While many governors have petitioned Congress for another federal stimulus package that would, in part, help states overcome their budget shortfalls, Palmer says that the stimulus package would only help colleges rebound if it included a provision to alleviate state’s Medicaid costs.


Survey Findings Indicate States’ Widening Fiscal Crisis:

  • Eighteen of 28 states weren’t able to get the all the state funds they needed to operate at full capacity in 2007-08 academic year.

  • In the public education sectors, including secondary and elementary schools, community colleges experienced the biggest drop in state appropriations, 5.2 percent.
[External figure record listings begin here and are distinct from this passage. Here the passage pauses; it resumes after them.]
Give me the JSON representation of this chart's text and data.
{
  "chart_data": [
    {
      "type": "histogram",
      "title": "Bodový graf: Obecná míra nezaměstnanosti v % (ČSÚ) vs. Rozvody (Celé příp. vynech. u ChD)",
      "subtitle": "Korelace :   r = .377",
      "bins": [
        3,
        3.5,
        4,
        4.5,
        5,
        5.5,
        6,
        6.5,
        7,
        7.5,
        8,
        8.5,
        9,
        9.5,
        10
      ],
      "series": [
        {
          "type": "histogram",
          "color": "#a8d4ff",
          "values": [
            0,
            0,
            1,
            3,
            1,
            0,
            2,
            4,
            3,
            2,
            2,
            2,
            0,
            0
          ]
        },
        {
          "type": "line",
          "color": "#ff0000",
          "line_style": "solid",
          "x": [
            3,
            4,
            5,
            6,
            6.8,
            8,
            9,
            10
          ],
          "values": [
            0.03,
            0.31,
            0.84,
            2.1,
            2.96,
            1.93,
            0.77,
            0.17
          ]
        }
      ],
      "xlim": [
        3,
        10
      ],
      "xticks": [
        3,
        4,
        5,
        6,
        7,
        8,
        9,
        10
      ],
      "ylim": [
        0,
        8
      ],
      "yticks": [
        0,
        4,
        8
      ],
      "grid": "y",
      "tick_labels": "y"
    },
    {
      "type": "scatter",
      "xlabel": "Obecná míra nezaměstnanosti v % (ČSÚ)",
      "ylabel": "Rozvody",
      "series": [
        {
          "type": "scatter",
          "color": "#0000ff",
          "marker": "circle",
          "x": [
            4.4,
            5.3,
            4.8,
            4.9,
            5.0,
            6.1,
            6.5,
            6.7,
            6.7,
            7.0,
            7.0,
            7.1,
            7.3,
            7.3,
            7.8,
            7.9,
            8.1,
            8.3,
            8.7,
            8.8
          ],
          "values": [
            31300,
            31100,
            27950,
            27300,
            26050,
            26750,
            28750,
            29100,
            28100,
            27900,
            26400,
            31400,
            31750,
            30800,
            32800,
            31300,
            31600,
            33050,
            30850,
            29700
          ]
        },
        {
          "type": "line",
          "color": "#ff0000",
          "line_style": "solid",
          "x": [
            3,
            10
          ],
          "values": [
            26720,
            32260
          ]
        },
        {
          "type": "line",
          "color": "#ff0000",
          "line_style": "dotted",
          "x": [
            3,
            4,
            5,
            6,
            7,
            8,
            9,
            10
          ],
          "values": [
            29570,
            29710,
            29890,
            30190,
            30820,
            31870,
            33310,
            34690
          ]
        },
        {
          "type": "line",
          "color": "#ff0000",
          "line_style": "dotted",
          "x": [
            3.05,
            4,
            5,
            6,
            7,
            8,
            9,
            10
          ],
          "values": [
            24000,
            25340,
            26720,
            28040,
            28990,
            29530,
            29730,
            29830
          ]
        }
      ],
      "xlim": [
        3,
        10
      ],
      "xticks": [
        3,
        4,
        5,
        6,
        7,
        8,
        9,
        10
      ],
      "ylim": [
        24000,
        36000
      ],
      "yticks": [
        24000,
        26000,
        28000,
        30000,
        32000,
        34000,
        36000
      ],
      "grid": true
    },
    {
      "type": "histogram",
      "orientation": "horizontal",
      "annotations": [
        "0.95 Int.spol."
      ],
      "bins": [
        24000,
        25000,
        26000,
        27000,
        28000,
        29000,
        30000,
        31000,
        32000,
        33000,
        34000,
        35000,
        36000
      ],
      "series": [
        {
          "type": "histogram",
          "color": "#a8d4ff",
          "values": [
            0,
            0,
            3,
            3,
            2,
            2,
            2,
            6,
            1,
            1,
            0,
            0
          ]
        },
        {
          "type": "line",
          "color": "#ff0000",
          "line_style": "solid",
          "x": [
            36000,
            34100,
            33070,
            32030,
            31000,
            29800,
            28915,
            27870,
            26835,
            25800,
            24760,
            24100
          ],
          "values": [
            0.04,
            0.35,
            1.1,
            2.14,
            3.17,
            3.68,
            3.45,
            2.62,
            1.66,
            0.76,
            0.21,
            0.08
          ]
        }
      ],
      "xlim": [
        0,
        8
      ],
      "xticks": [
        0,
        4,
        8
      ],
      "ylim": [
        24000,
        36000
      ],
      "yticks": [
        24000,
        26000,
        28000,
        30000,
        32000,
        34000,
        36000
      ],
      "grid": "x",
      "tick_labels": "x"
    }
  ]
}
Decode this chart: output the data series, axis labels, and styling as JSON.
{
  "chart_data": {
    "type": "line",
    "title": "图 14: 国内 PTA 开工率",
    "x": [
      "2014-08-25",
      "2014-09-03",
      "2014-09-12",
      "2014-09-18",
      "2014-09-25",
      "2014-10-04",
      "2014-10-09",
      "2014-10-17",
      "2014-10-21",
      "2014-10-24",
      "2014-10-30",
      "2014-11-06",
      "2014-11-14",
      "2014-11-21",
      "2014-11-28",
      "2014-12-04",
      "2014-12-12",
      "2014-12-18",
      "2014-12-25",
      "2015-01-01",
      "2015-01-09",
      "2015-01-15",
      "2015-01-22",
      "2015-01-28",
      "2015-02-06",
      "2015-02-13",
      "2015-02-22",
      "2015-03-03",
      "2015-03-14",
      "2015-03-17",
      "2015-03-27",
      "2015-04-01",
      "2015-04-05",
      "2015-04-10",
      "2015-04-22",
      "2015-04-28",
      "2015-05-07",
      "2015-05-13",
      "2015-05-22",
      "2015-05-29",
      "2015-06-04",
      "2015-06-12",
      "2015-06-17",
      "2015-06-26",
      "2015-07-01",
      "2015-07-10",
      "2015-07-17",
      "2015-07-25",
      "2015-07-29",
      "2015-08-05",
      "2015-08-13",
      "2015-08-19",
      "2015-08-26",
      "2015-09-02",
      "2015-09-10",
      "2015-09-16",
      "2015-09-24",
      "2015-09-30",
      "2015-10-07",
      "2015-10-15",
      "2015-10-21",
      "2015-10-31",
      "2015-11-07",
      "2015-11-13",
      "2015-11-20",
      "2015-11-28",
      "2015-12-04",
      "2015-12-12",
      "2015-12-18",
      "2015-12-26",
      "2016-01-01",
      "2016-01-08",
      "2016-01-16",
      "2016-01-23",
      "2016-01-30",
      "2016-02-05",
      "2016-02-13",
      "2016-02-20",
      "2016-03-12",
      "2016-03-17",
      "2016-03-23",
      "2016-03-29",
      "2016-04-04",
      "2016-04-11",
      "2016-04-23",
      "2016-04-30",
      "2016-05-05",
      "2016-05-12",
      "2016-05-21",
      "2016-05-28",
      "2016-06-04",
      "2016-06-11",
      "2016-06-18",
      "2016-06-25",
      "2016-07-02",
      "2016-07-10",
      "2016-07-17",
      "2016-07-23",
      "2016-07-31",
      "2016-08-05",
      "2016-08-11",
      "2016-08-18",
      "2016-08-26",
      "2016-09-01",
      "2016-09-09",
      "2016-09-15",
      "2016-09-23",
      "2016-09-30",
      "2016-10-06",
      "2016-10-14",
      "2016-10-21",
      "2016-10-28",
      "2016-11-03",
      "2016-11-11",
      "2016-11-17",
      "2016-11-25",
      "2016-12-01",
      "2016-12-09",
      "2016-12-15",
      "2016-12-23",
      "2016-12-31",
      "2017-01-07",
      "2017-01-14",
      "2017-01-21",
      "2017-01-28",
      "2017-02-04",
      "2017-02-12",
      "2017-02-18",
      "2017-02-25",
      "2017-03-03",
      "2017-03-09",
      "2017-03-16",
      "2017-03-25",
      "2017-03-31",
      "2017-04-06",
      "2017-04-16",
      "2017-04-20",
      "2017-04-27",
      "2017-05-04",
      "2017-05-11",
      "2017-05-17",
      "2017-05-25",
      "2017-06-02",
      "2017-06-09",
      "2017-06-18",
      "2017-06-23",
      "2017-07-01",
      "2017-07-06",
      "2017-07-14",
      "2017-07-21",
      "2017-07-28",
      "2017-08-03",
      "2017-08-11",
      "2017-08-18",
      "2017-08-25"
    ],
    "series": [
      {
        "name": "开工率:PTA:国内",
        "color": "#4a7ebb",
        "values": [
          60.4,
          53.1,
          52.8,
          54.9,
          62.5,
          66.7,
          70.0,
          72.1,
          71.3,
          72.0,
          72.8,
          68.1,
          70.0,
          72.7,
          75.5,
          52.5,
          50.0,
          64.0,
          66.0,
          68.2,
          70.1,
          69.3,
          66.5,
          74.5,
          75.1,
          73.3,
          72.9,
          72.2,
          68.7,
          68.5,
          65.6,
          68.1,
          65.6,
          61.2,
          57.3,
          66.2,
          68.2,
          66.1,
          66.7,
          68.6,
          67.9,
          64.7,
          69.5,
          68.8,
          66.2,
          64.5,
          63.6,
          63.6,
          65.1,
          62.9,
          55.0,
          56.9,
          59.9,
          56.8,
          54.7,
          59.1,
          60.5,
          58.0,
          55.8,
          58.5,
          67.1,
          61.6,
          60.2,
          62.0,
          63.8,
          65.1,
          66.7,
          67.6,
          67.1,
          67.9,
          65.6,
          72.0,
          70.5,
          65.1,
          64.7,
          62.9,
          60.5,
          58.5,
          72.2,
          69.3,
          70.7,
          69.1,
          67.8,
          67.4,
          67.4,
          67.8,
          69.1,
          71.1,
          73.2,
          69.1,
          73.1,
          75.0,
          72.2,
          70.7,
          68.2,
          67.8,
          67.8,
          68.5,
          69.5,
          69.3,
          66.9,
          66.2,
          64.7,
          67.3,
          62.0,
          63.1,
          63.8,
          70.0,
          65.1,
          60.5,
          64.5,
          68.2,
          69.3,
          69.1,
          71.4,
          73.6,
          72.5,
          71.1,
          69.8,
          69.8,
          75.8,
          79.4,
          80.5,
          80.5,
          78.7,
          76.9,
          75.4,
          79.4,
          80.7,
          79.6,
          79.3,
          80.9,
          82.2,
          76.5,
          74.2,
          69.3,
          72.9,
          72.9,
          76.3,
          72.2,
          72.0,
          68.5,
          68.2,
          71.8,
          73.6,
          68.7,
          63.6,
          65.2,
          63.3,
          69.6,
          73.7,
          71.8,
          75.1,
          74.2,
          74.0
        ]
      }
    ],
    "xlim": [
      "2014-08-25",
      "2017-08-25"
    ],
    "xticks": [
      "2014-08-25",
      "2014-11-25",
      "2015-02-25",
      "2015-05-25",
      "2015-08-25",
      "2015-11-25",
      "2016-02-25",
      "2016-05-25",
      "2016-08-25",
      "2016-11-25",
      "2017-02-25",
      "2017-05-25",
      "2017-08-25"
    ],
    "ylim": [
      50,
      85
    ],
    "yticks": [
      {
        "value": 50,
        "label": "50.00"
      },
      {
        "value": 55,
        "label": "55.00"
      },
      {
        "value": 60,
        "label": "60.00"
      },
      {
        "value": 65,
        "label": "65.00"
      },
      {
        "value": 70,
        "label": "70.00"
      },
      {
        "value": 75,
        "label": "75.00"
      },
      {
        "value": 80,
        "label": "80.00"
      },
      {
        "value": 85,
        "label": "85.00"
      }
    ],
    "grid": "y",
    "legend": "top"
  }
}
State appropriations to flagship universities, in comparison, only declined 1.8 percent.

  • 69 percent of survey respondents said that rural community colleges would suffer the most from tight state budgets, compared with 54 percent who said that suburban community colleges would face the most strain and 46 percent who believed that urban community colleges would fare the worst.

  • In 28 states, college tuition increases since 2000 had far outstripped state-based student aid. And in a full eleven states, need-based aid amounts designated in the most recently passed state budgets had not kept pace with tuition increases.

  • Only four states had need-based aid programs with enough funds to enable low-income students to complete college without going into debt. The percentage of students who graduate with "significant loan debt" had grown in the last few years in 21 states.